My homage to the Spanish Civil war contains multifaceted imagery exploring various aspects of the conflict. The top left shows the bombing of Guernika, the basque village which is the focus of Picasso’s famous anti-war masterpiece. The ruins of the town have become overrun by stray cats. The German bombers are shown bombing olives. For me, olives are synonymous with the culinary and agricultural heritage of Spain and therefore appropriate in representing a conflict which saw one Spaniard turn upon another. This same element of internalised conflict is additionally represented by the interlocking bulls on the left bottom corner, the bull of course constituting perhaps the most recognised symbol of Spain as a nation. Above the bulls is the map of Spain. Upon it, Franco sits like a toad on a lily pad. His invasion from North Africa is marked by the red arrows, while on the north of the map, the new generations of Spaniards, represented by tadpoles, flee the nation over the boarder. A whole group of young Spaniards also escaped the conflict from the port of Bilbao on the SS Havana which brought the children to safety in the UK. The ship is shown just right of centre. The plight of children in the war is also illustrated by the doll on the right of the canvas, a foot print cross its body showing the lack of regard which was shown to innocent lives by the soldiers of the conflict. Beneath the doll, waves of scrunched up newspaper illustrate the cessation of truthful news reports reaching the Spanish people, as the invading Nationalists attempted to manipulate news accounts of the war.

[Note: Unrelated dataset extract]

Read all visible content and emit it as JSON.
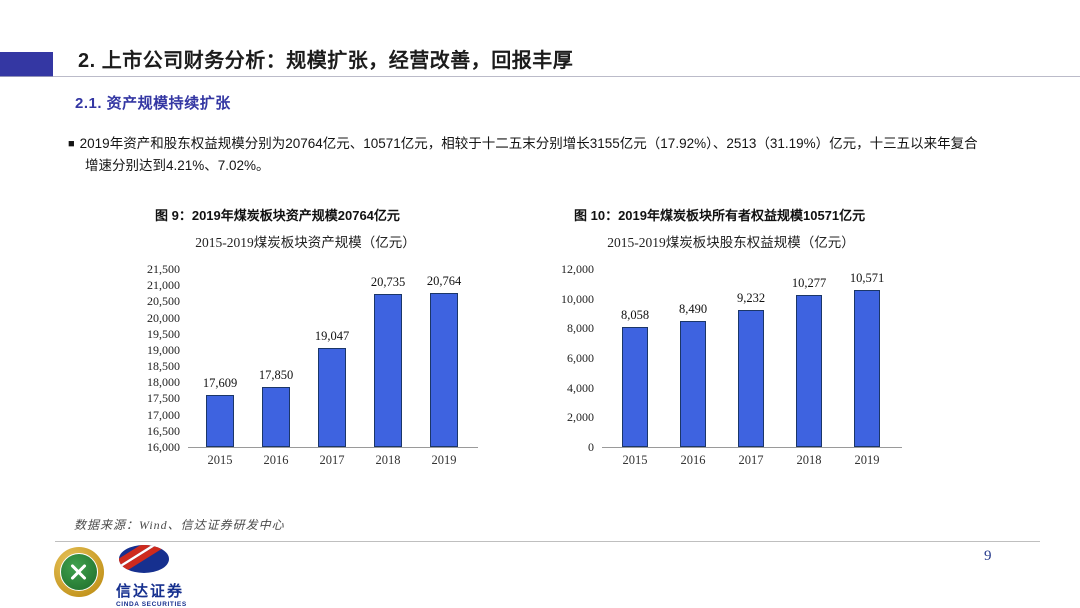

The most imposing image in the painting is the large guitar which is shown cracking apart. This represents Franco’s attack on intrinsic Spanish culture, and in particular his ban on gypsy culture in the Andalucía region. Over the guitar march Republican soldiers, fighting for that same political and cultural freedom which Franco’s regime was trying to suppress. From the right, the arm of a Nationalist soldier is thrust into the canvas with violent momentum, the gun in his hand shooting at an unborn baby, a poignant symbol of savagery destroying innocence, while around his arm, a rosary culminating in a swastika instead of  a crucifix is illustrative of the role of the both the Spanish church, and the Nazis as supporters of Franco’s attack on the Spanish Republican government. The blood dripping off the swastika is the blood of communist soldiers, the likes of whom formed a large percentage of the Republican army. At the centre of the painting, the violent core of the image contains, asides from the firing gun and splitting guitar, a bunch of lilies, symbols of death, and banderillas, the tools used in a bullfight to torture the bull. Finally, in contrast to the painting’s explosive core, the shoots of an olive tree, signs of peace, emerge from the cracks in the guitar. These are signs of hope for the future, a peaceful, democratic future which we are all relieved to say has now been established in Spain.

Who knows what the future has in store for Spain, what with the economic gloom that has ascended over the country and is progressively turning into a rising panic across Europe. Nonetheless, as always, the importance of historical reflection remains as vivid as ever, particularly now that we live through the same pressures of economic collapse as loomed before the outbreak of war in the 1930s.